Wednesday, 10 October 2012

Gary Lauder Bought OnLive's Assets for Just $4.8 Million and Transferred Them to a New Company Named OL2


The new OnLive still can't shake off the effects of the painful demise through which its predecessor went. New details are still trickling out on what really went down during OnLive's ABC bankruptcy. Now the San Jose Mercury News and The Verge have obtained a copy of a formal letter sent from OnLive's assignee in the ABC bankruptcy process Insolvency Services Group (ISG) to the company's creditors.

According to that formal letter, Gary Lauder, the new owner and chairman of OnLive, created a new company named OL2 on August 14th. That was three days before the company conducted mass layoffs on Friday, August 17th, with about half of the employees laid off. Then he acquired nearly all of OnLive's assets which also included their intellectual property and the name "OnLive" itself for only $4.8 million, and transferred them to the new OL2 company. That way he ensured the uninterrupted functioning of the OnLive cloud gaming service and of the new company.


One could think how is it possible that a company that was not long ago reportedly valued at $1.8 billion could be sold for a meager sum of $4.8 million. Especially when their biggest rival in the cloud gaming arena Gaikai, that was valued much lower, was sold to Sony for $380 million. Not long after OnLive's ABC bankruptcy, Insolvency Services Group CEO Joel Weinberg said that OnLive had failed to find a buyer despite shopping itself around and was facing a complete shutdown of its services. He said that OnLive was in dire straits. It only had days to live in terms of cash flow and the like. Something had to be done immediately or there would have been a hard shutdown, which would have been a disaster.

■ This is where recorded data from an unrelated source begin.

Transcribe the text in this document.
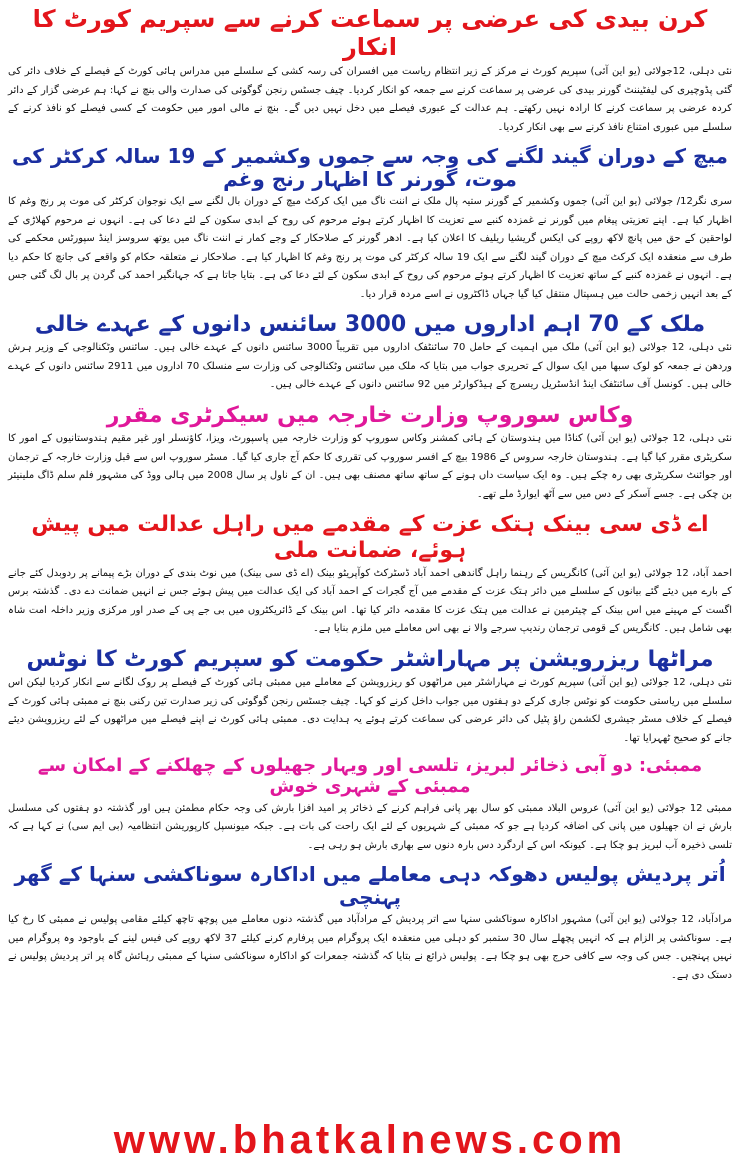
کرن بیدی کی عرضی پر سماعت کرنے سے سپریم کورٹ کا انکار

نئی دہلی، 12جولائی (یو این آئی) سپریم کورٹ نے مرکز کے زیر انتظام ریاست میں افسران کی رسہ کشی کے سلسلے میں مدراس ہائی کورٹ کے فیصلے کے خلاف دائر کی گئی پڈوچیری کی لیفٹیننٹ گورنر بیدی کی عرضی پر سماعت کرنے سے جمعہ کو انکار کردیا۔ چیف جسٹس رنجن گوگوئی کی صدارت والی بنچ نے کہا: ہم عرضی گزار کے دائر کردہ عرضی پر سماعت کرنے کا ارادہ نہیں رکھتے۔ ہم عدالت کے عبوری فیصلے میں دخل نہیں دیں گے۔ بنچ نے مالی امور میں حکومت کے کسی فیصلے کو نافذ کرنے کے سلسلے میں عبوری امتناع نافذ کرنے سے بھی انکار کردیا۔

میچ کے دوران گیند لگنے کی وجہ سے جموں وکشمیر کے 19 سالہ کرکٹر کی موت، گورنر کا اظہار رنج وغم

سری نگر12/ جولائی (یو این آئی) جموں وکشمیر کے گورنر ستیہ پال ملک نے اننت ناگ میں ایک کرکٹ میچ کے دوران بال لگنے سے ایک نوجوان کرکٹر کی موت پر رنج وغم کا اظہار کیا ہے۔ اپنے تعزیتی پیغام میں گورنر نے غمزدہ کنبے سے تعزیت کا اظہار کرتے ہوئے مرحوم کی روح کے ابدی سکون کے لئے دعا کی ہے۔ انہوں نے مرحوم کھلاڑی کے لواحقین کے حق میں پانچ لاکھ روپے کی ایکس گریشیا ریلیف کا اعلان کیا ہے۔ ادھر گورنر کے صلاحکار کے وجے کمار نے اننت ناگ میں یوتھ سروسز اینڈ سپورٹس محکمے کی طرف سے منعقدہ ایک کرکٹ میچ کے دوران گیند لگنے سے ایک 19 سالہ کرکٹر کی موت پر رنج وغم کا اظہار کیا ہے۔ صلاحکار نے متعلقہ حکام کو واقعے کی جانچ کا حکم دیا ہے۔ انہوں نے غمزدہ کنبے کے ساتھ تعزیت کا اظہار کرتے ہوئے مرحوم کی روح کے ابدی سکون کے لئے دعا کی ہے۔ بتایا جاتا ہے کہ جہانگیر احمد کی گردن پر بال لگ گئی جس کے بعد انہیں زخمی حالت میں ہسپتال منتقل کیا گیا جہاں ڈاکٹروں نے اسے مردہ قرار دیا۔

ملک کے 70 اہم اداروں میں 3000 سائنس دانوں کے عہدے خالی

نئی دہلی، 12 جولائی (یو این آئی) ملک میں اہمیت کے حامل 70 سائنٹفک اداروں میں تقریباً 3000 سائنس دانوں کے عہدے خالی ہیں۔ سائنس وٹکنالوجی کے وزیر ہرش وردھن نے جمعہ کو لوک سبھا میں ایک سوال کے تحریری جواب میں بتایا کہ ملک میں سائنس وٹکنالوجی کی وزارت سے منسلک 70 اداروں میں 2911 سائنس دانوں کے عہدے خالی ہیں۔ کونسل آف سائنٹفک اینڈ انڈسٹریل ریسرچ کے ہیڈکوارٹر میں 92 سائنس دانوں کے عہدے خالی ہیں۔

وکاس سوروپ وزارت خارجہ میں سیکرٹری مقرر

نئی دہلی، 12 جولائی (یو این آئی) کناڈا میں ہندوستان کے ہائی کمشنر وکاس سوروپ کو وزارت خارجہ میں پاسپورٹ، ویزا، کاؤنسلر اور غیر مقیم ہندوستانیوں کے امور کا سکریٹری مقرر کیا گیا ہے۔ ہندوستان خارجہ سروس کے 1986 بیچ کے افسر سوروپ کی تقرری کا حکم آج جاری کیا گیا۔ مسٹر سوروپ اس سے قبل وزارت خارجہ کے ترجمان اور جوائنٹ سکریٹری بھی رہ چکے ہیں۔ وہ ایک سیاست داں ہونے کے ساتھ ساتھ مصنف بھی ہیں۔ ان کے ناول پر سال 2008 میں ہالی ووڈ کی مشہور فلم سلم ڈاگ ملینیئر بن چکی ہے۔ جسے آسکر کے دس میں سے آٹھ ایوارڈ ملے تھے۔

اے ڈی سی بینک ہتک عزت کے مقدمے میں راہل عدالت میں پیش ہوئے، ضمانت ملی

احمد آباد، 12 جولائی (یو این آئی) کانگریس کے رہنما راہل گاندھی احمد آباد ڈسٹرکٹ کوآپریٹو بینک (اے ڈی سی بینک) میں نوٹ بندی کے دوران بڑے پیمانے پر ردوبدل کئے جانے کے بارے میں دیئے گئے بیانوں کے سلسلے میں دائر ہتک عزت کے مقدمے میں آج گجرات کے احمد آباد کی ایک عدالت میں پیش ہوئے جس نے انہیں ضمانت دے دی۔ گذشتہ برس اگست کے مہینے میں اس بینک کے چیئرمین نے عدالت میں ہتک عزت کا مقدمہ دائر کیا تھا۔ اس بینک کے ڈائریکٹروں میں بی جے پی کے صدر اور مرکزی وزیر داخلہ امت شاہ بھی شامل ہیں۔ کانگریس کے قومی ترجمان رندیپ سرجے والا نے بھی اس معاملے میں ملزم بنایا ہے۔

مراٹھا ریزرویشن پر مہاراشٹر حکومت کو سپریم کورٹ کا نوٹس

نئی دہلی، 12 جولائی (یو این آئی) سپریم کورٹ نے مہاراشٹر میں مراٹھوں کو ریزرویشن کے معاملے میں ممبئی ہائی کورٹ کے فیصلے پر روک لگانے سے انکار کردیا لیکن اس سلسلے میں ریاستی حکومت کو نوٹس جاری کرکے دو ہفتوں میں جواب داخل کرنے کو کہا۔ چیف جسٹس رنجن گوگوئی کی زیر صدارت تین رکنی بنچ نے ممبئی ہائی کورٹ کے فیصلے کے خلاف مسٹر جیشری لکشمن راؤ پٹیل کی دائر عرضی کی سماعت کرتے ہوئے یہ ہدایت دی۔ ممبئی ہائی کورٹ نے اپنے فیصلے میں مراٹھوں کے لئے ریزرویشن دیئے جانے کو صحیح ٹھہرایا تھا۔

ممبئی: دو آبی ذخائر لبریز، تلسی اور ویہار جھیلوں کے چھلکنے کے امکان سے ممبئی کے شہری خوش

ممبئی 12 جولائی (یو این آئی) عروس البلاد ممبئی کو سال بھر پانی فراہم کرنے کے ذخائر پر امید افزا بارش کی وجہ حکام مطمئن ہیں اور گذشتہ دو ہفتوں کی مسلسل بارش نے ان جھیلوں میں پانی کی اضافہ کردیا ہے جو کہ ممبئی کے شہریوں کے لئے ایک راحت کی بات ہے۔ جبکہ میونسپل کارپوریشن انتظامیہ (بی ایم سی) نے کہا ہے کہ تلسی ذخیرہ آب لبریز ہو چکا ہے۔ کیونکہ اس کے اردگرد دس بارہ دنوں سے بھاری بارش ہو رہی ہے۔

اُتر پردیش پولیس دھوکہ دہی معاملے میں اداکارہ سوناکشی سنہا کے گھر پہنچی

مرادآباد، 12 جولائی (یو این آئی) مشہور اداکارہ سوناکشی سنہا سے اتر پردیش کے مرادآباد میں گذشتہ دنوں معاملے میں پوچھ تاچھ کیلئے مقامی پولیس نے ممبئی کا رخ کیا ہے۔ سوناکشی پر الزام ہے کہ انہیں پچھلے سال 30 ستمبر کو دہلی میں منعقدہ ایک پروگرام میں پرفارم کرنے کیلئے 37 لاکھ روپے کی فیس لینے کے باوجود وہ پروگرام میں نہیں پہنچیں۔ جس کی وجہ سے کافی حرج بھی ہو چکا ہے۔ پولیس ذرائع نے بتایا کہ گذشتہ جمعرات کو اداکارہ سوناکشی سنہا کے ممبئی رہائش گاہ پر اتر پردیش پولیس نے دستک دی ہے۔

www.bhatkalnews.com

The formal letter now reveals more information. According to it OnLive was $18.7 million in debt, but that doesn't include the money it owed in the future for leases and other contractual obligations. It also reveals more information on why the company was sold to Gary Lauder for as little as $4.8 million. Here's an excerpt:

The Assignee concluded, in light of OnLive utilizing all of its remaining cash on hand to satisfy its final payroll obligations, that had the sale to the Buyer not taken place, the Assignee would have been left with inadequate capital to fund the significant costs to preserve and market OnLive’s patents and other intellectual property, thus greatly reducing expected recoveries essentially to those of a forced piecemeal auction. The sale that was concluded with the Buyer will likely result in funds being available to pay a dividend to general unsecured creditors. The Assignee’s conclusions are supported by independent valuations of assets commissioned by the Assignee.

According to this excerpt the assignee Insolvency Services Group (ISG) believed that selling OnLive to Gary Lauder was the best possible outcome, and that was confirmed by independent third-party valuations.

The San Jose Mercury News is also reporting that OnLive also has many smaller creditors, some of whom are owed thousands of dollars. For some of the creditors OnLive's ABC bankruptcy is an unfortunate event for their future well-being.


As a startup OnLive was burning through cash at a fast rate without making a lot of money. Subsequently they came into this difficult situation due to them being unable to secure additional funding from investors in the second quarter of this year, and they also couldn't find a buyer. Whether this was due to founder and former CEO Steve Perlman's problematic character only he himself and the people who worked closely with him know, though there were some hints that way, maybe the full truth will be revealed at some point in the future.